Outra das figuras presentes foi Paulo Côrte-Real Mirpuri, o empresário que liderou a Air Luxor durante quase duas décadas. Em 2005, esta companhia aérea faliu de forma fraudulenta, deixando para trás enormes dívidas.

Outro dos participantes foi Francisco Sá Nogueira, ligado à Helibravo de João Maria Bravo. É o antigo vice-presidente da Espírito Santo Viagens, sucursal do BES de Ricardo Salgado. E, como se sabe, este banco esteve envolvido no maior escândalo de corrupção ocorrido em Portugal nas últimas décadas.

André Ventura é um homem que caminha sobre os escombros do colonialismo, ao lado dos cadáveres da ditadura e arrasta consigo a alma racista da sociedade portuguesa.

Na luxuosa propriedade estava ainda Diogo Pacheco de Amorim, autor do programa do Chega e seu autoproclamado ideólogo. Este antigo dirigente da extrema-direita exibe no seu currículo a mancha de ter integrado um grupo bombista reacionário, o MDLP, responsável por diversos assassinatos depois do 25 de Abril de 1974.

No almoço estavam ainda Carlos Barbot, dono do império das tintas Barbot; João Pedro Gomes, ligado à poderosa firma de advogados BSGG e ainda Miguel Félix da Costa, ferrenho defensor de Donald Trump e cuja família representou, durante mais de sete décadas, a britânica Castrol em Portugal.

São estes alguns dos “portugueses de bem” que apoiam André Ventura, o político que diz que vai combater a corrupção no país. Mas isto não é de espantar: o antigo seminarista apresentou na sua tese de doutoramento, de 2013, muitas ideias que contradizem o que defende hoje; durante quase vinte anos foi um boy do PSD; e lançou-se como figura pública enquanto controverso comentador de futebol na CMTV.

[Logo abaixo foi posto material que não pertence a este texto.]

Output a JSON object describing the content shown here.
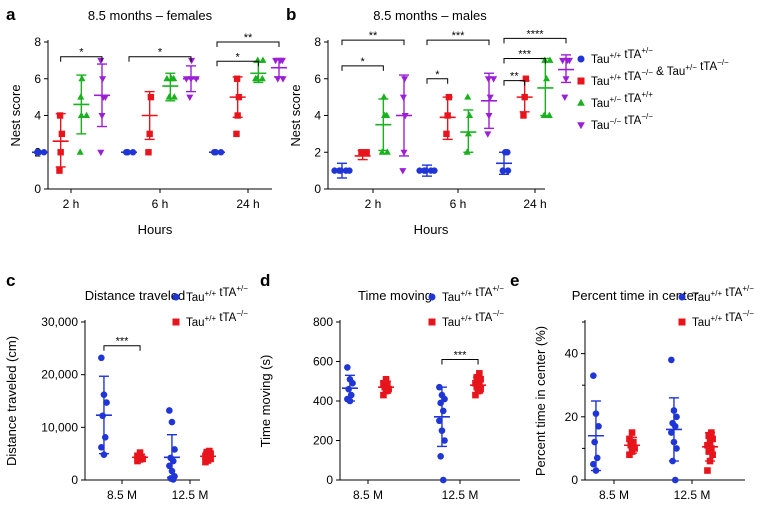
{
  "colors": {
    "blue": "#1f35d6",
    "red": "#e8141c",
    "green": "#19b21e",
    "purple": "#9b1fd6"
  },
  "top_legend": [
    {
      "base": "Tau",
      "sup1": "+/+",
      "mid": " tTA",
      "sup2": "+/−",
      "rest": "",
      "sup3": "",
      "rest2": "",
      "sup4": "",
      "color": "blue",
      "marker": "circle"
    },
    {
      "base": "Tau",
      "sup1": "+/+",
      "mid": " tTA",
      "sup2": "−/−",
      "rest": " & Tau",
      "sup3": "+/−",
      "rest2": " tTA",
      "sup4": "−/−",
      "color": "red",
      "marker": "square"
    },
    {
      "base": "Tau",
      "sup1": "+/−",
      "mid": " tTA",
      "sup2": "+/+",
      "rest": "",
      "sup3": "",
      "rest2": "",
      "sup4": "",
      "color": "green",
      "marker": "triangle"
    },
    {
      "base": "Tau",
      "sup1": "−/−",
      "mid": " tTA",
      "sup2": "−/−",
      "rest": "",
      "sup3": "",
      "rest2": "",
      "sup4": "",
      "color": "purple",
      "marker": "triangle-down"
    }
  ],
  "bottom_legend": [
    {
      "base": "Tau",
      "sup1": "+/+",
      "mid": " tTA",
      "sup2": "+/−",
      "color": "blue",
      "marker": "circle"
    },
    {
      "base": "Tau",
      "sup1": "+/+",
      "mid": " tTA",
      "sup2": "−/−",
      "color": "red",
      "marker": "square"
    }
  ],
  "chart_data": [
    {
      "id": "a",
      "panel_label": "a",
      "type": "scatter",
      "title": "8.5 months – females",
      "xlabel": "Hours",
      "ylabel": "Nest score",
      "ylim": [
        0,
        8
      ],
      "yticks": [
        "0",
        "2",
        "4",
        "6",
        "8"
      ],
      "categories": [
        "2 h",
        "6 h",
        "24 h"
      ],
      "groups": [
        {
          "category": "2 h",
          "series": [
            {
              "color": "blue",
              "marker": "circle",
              "mean": 2.0,
              "sd_low": 2.0,
              "sd_high": 2.0,
              "points": [
                2,
                2,
                2
              ]
            },
            {
              "color": "red",
              "marker": "square",
              "mean": 2.6,
              "sd_low": 1.2,
              "sd_high": 4.1,
              "points": [
                1,
                2,
                3,
                4
              ]
            },
            {
              "color": "green",
              "marker": "triangle",
              "mean": 4.6,
              "sd_low": 3.0,
              "sd_high": 6.2,
              "points": [
                2,
                4,
                4,
                5,
                6
              ]
            },
            {
              "color": "purple",
              "marker": "triangle-down",
              "mean": 5.1,
              "sd_low": 3.4,
              "sd_high": 6.8,
              "points": [
                2,
                4,
                5,
                5,
                6,
                7
              ]
            }
          ]
        },
        {
          "category": "6 h",
          "series": [
            {
              "color": "blue",
              "marker": "circle",
              "mean": 2.0,
              "sd_low": 2.0,
              "sd_high": 2.0,
              "points": [
                2,
                2,
                2
              ]
            },
            {
              "color": "red",
              "marker": "square",
              "mean": 4.0,
              "sd_low": 2.7,
              "sd_high": 5.3,
              "points": [
                2,
                3,
                5
              ]
            },
            {
              "color": "green",
              "marker": "triangle",
              "mean": 5.6,
              "sd_low": 4.8,
              "sd_high": 6.3,
              "points": [
                5,
                5,
                6,
                6,
                6
              ]
            },
            {
              "color": "purple",
              "marker": "triangle-down",
              "mean": 6.0,
              "sd_low": 5.3,
              "sd_high": 6.7,
              "points": [
                5,
                6,
                6,
                6,
                7
              ]
            }
          ]
        },
        {
          "category": "24 h",
          "series": [
            {
              "color": "blue",
              "marker": "circle",
              "mean": 2.0,
              "sd_low": 2.0,
              "sd_high": 2.0,
              "points": [
                2,
                2,
                2
              ]
            },
            {
              "color": "red",
              "marker": "square",
              "mean": 5.0,
              "sd_low": 3.9,
              "sd_high": 6.1,
              "points": [
                3,
                4,
                5,
                6
              ]
            },
            {
              "color": "green",
              "marker": "triangle",
              "mean": 6.3,
              "sd_low": 5.8,
              "sd_high": 6.9,
              "points": [
                6,
                6,
                6,
                7,
                7
              ]
            },
            {
              "color": "purple",
              "marker": "triangle-down",
              "mean": 6.6,
              "sd_low": 6.1,
              "sd_high": 7.1,
              "points": [
                6,
                6,
                7,
                7,
                7
              ]
            }
          ]
        }
      ],
      "significance": [
        {
          "group": 0,
          "from": 1,
          "to": 3,
          "at": 7.2,
          "label": "*"
        },
        {
          "group": 1,
          "from": 0,
          "to": 3,
          "at": 7.2,
          "label": "*"
        },
        {
          "group": 2,
          "from": 0,
          "to": 2,
          "at": 6.95,
          "label": "*"
        },
        {
          "group": 2,
          "from": 0,
          "to": 3,
          "at": 8.0,
          "label": "**"
        }
      ]
    },
    {
      "id": "b",
      "panel_label": "b",
      "type": "scatter",
      "title": "8.5 months – males",
      "xlabel": "Hours",
      "ylabel": "Nest score",
      "ylim": [
        0,
        8
      ],
      "yticks": [
        "0",
        "2",
        "4",
        "6",
        "8"
      ],
      "categories": [
        "2 h",
        "6 h",
        "24 h"
      ],
      "groups": [
        {
          "category": "2 h",
          "series": [
            {
              "color": "blue",
              "marker": "circle",
              "mean": 1.0,
              "sd_low": 0.6,
              "sd_high": 1.4,
              "points": [
                1,
                1,
                1,
                1,
                1
              ]
            },
            {
              "color": "red",
              "marker": "square",
              "mean": 1.8,
              "sd_low": 1.6,
              "sd_high": 2.1,
              "points": [
                2,
                2
              ]
            },
            {
              "color": "green",
              "marker": "triangle",
              "mean": 3.5,
              "sd_low": 2.1,
              "sd_high": 4.9,
              "points": [
                2,
                2,
                4,
                4,
                5
              ]
            },
            {
              "color": "purple",
              "marker": "triangle-down",
              "mean": 4.0,
              "sd_low": 1.8,
              "sd_high": 6.2,
              "points": [
                1,
                2,
                4,
                5,
                6
              ]
            }
          ]
        },
        {
          "category": "6 h",
          "series": [
            {
              "color": "blue",
              "marker": "circle",
              "mean": 1.0,
              "sd_low": 0.7,
              "sd_high": 1.3,
              "points": [
                1,
                1,
                1,
                1,
                1
              ]
            },
            {
              "color": "red",
              "marker": "square",
              "mean": 3.9,
              "sd_low": 2.7,
              "sd_high": 5.0,
              "points": [
                3,
                4,
                5
              ]
            },
            {
              "color": "green",
              "marker": "triangle",
              "mean": 3.1,
              "sd_low": 2.0,
              "sd_high": 4.3,
              "points": [
                2,
                3,
                4,
                5
              ]
            },
            {
              "color": "purple",
              "marker": "triangle-down",
              "mean": 4.8,
              "sd_low": 3.3,
              "sd_high": 6.3,
              "points": [
                3,
                4,
                5,
                6,
                6
              ]
            }
          ]
        },
        {
          "category": "24 h",
          "series": [
            {
              "color": "blue",
              "marker": "circle",
              "mean": 1.4,
              "sd_low": 0.8,
              "sd_high": 2.0,
              "points": [
                1,
                1,
                2,
                2
              ]
            },
            {
              "color": "red",
              "marker": "square",
              "mean": 5.0,
              "sd_low": 4.2,
              "sd_high": 5.9,
              "points": [
                4,
                5,
                6
              ]
            },
            {
              "color": "green",
              "marker": "triangle",
              "mean": 5.5,
              "sd_low": 4.0,
              "sd_high": 7.1,
              "points": [
                4,
                4,
                6,
                7,
                7
              ]
            },
            {
              "color": "purple",
              "marker": "triangle-down",
              "mean": 6.5,
              "sd_low": 5.8,
              "sd_high": 7.3,
              "points": [
                5,
                6,
                7,
                7,
                7
              ]
            }
          ]
        }
      ],
      "significance": [
        {
          "group": 0,
          "from": 0,
          "to": 2,
          "at": 6.7,
          "label": "*"
        },
        {
          "group": 0,
          "from": 0,
          "to": 3,
          "at": 8.1,
          "label": "**"
        },
        {
          "group": 1,
          "from": 0,
          "to": 1,
          "at": 6.0,
          "label": "*"
        },
        {
          "group": 1,
          "from": 0,
          "to": 3,
          "at": 8.1,
          "label": "***"
        },
        {
          "group": 2,
          "from": 0,
          "to": 1,
          "at": 5.9,
          "label": "**"
        },
        {
          "group": 2,
          "from": 0,
          "to": 2,
          "at": 7.1,
          "label": "***"
        },
        {
          "group": 2,
          "from": 0,
          "to": 3,
          "at": 8.2,
          "label": "****"
        }
      ]
    },
    {
      "id": "c",
      "panel_label": "c",
      "type": "scatter",
      "title": "Distance traveled",
      "xlabel": "",
      "ylabel": "Distance traveled (cm)",
      "ylim": [
        0,
        30000
      ],
      "yticks": [
        "0",
        "10,000",
        "20,000",
        "30,000"
      ],
      "categories": [
        "8.5 M",
        "12.5 M"
      ],
      "groups": [
        {
          "category": "8.5 M",
          "series": [
            {
              "color": "blue",
              "marker": "circle",
              "mean": 12300,
              "sd_low": 5000,
              "sd_high": 19700,
              "points": [
                23200,
                16200,
                14700,
                12200,
                8100,
                6200,
                4800
              ]
            },
            {
              "color": "red",
              "marker": "square",
              "mean": 4300,
              "sd_low": 3700,
              "sd_high": 4900,
              "points": [
                3600,
                3900,
                4000,
                4200,
                4300,
                4600,
                5200
              ]
            }
          ]
        },
        {
          "category": "12.5 M",
          "series": [
            {
              "color": "blue",
              "marker": "circle",
              "mean": 4300,
              "sd_low": 500,
              "sd_high": 8600,
              "points": [
                13200,
                11000,
                5800,
                4200,
                3600,
                2700,
                1700,
                700,
                300,
                100
              ]
            },
            {
              "color": "red",
              "marker": "square",
              "mean": 4500,
              "sd_low": 3600,
              "sd_high": 5300,
              "points": [
                3400,
                3700,
                4000,
                4200,
                4400,
                4600,
                4800,
                5000,
                5300,
                5500
              ]
            }
          ]
        }
      ],
      "significance": [
        {
          "group": 0,
          "from": 0,
          "to": 1,
          "at": 25500,
          "label": "***"
        }
      ]
    },
    {
      "id": "d",
      "panel_label": "d",
      "type": "scatter",
      "title": "Time moving",
      "xlabel": "",
      "ylabel": "Time moving (s)",
      "ylim": [
        0,
        800
      ],
      "yticks": [
        "0",
        "200",
        "400",
        "600",
        "800"
      ],
      "categories": [
        "8.5 M",
        "12.5 M"
      ],
      "groups": [
        {
          "category": "8.5 M",
          "series": [
            {
              "color": "blue",
              "marker": "circle",
              "mean": 465,
              "sd_low": 400,
              "sd_high": 530,
              "points": [
                570,
                510,
                490,
                460,
                430,
                410,
                400
              ]
            },
            {
              "color": "red",
              "marker": "square",
              "mean": 470,
              "sd_low": 440,
              "sd_high": 500,
              "points": [
                430,
                450,
                460,
                470,
                480,
                490,
                510
              ]
            }
          ]
        },
        {
          "category": "12.5 M",
          "series": [
            {
              "color": "blue",
              "marker": "circle",
              "mean": 320,
              "sd_low": 170,
              "sd_high": 470,
              "points": [
                470,
                430,
                410,
                390,
                350,
                300,
                250,
                200,
                120,
                0
              ]
            },
            {
              "color": "red",
              "marker": "square",
              "mean": 480,
              "sd_low": 440,
              "sd_high": 520,
              "points": [
                430,
                450,
                460,
                470,
                480,
                490,
                500,
                510,
                520,
                540
              ]
            }
          ]
        }
      ],
      "significance": [
        {
          "group": 1,
          "from": 0,
          "to": 1,
          "at": 610,
          "label": "***"
        }
      ]
    },
    {
      "id": "e",
      "panel_label": "e",
      "type": "scatter",
      "title": "Percent time in center",
      "xlabel": "",
      "ylabel": "Percent time in center (%)",
      "ylim": [
        0,
        50
      ],
      "yticks": [
        "0",
        "20",
        "40"
      ],
      "categories": [
        "8.5 M",
        "12.5 M"
      ],
      "groups": [
        {
          "category": "8.5 M",
          "series": [
            {
              "color": "blue",
              "marker": "circle",
              "mean": 14,
              "sd_low": 3,
              "sd_high": 25,
              "points": [
                33,
                21,
                17,
                12,
                7,
                5,
                3
              ]
            },
            {
              "color": "red",
              "marker": "square",
              "mean": 11,
              "sd_low": 8.5,
              "sd_high": 13.5,
              "points": [
                8,
                9,
                10,
                11,
                12,
                13,
                15
              ]
            }
          ]
        },
        {
          "category": "12.5 M",
          "series": [
            {
              "color": "blue",
              "marker": "circle",
              "mean": 16,
              "sd_low": 6,
              "sd_high": 26,
              "points": [
                38,
                22,
                20,
                18,
                17,
                15,
                12,
                10,
                6,
                0
              ]
            },
            {
              "color": "red",
              "marker": "square",
              "mean": 10.5,
              "sd_low": 6,
              "sd_high": 15,
              "points": [
                3,
                6,
                8,
                9,
                10,
                11,
                12,
                13,
                14,
                15
              ]
            }
          ]
        }
      ],
      "significance": []
    }
  ]
}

Nasceram morangos e floribelas na campa de Salazar

Paredes meias com a quinta onde se reuniram estes homens em redor de André Ventura, nasceu, há várias décadas, o bairro de construção precária da Azinhaga do Barruncho. Nesta zona, milionários e pobreza extrema estão separados por um vale. Uns têm um heliporto nas traseiras do palácio, os outros têm ratos, cobras e lixo à porta de casa, como referia, em 2015, uma reportagem do semanário Expresso. De um lado, estão os privilegiados do antigo império, do outro, os “condenados da terra” das antigas colónias.

Nesse bairro de maioria negra cresceu um dos mais poderosos narradores da miséria do país, Allen Halloween. O rapper de origem guineense, a quem “Salazar condenou desde o princípio”, escreveu um dia que “nasceram morangos e floribelas na campa de Salazar”. Só não imaginaria é que parte do “esqueleto” do ditador pudesse estar ali tão perto, no luxuoso palácio que se esconde atrás dos muros.

Este é o país profundamente desigual e racista que presencia a ascensão de André Ventura, um homem que caminha sobre os escombros do colonialismo, ao lado dos cadáveres da ditadura e arrasta consigo a alma racista da sociedade portuguesa. E isto tudo com o apoio de uma elite milionária, saudosista e poderosa.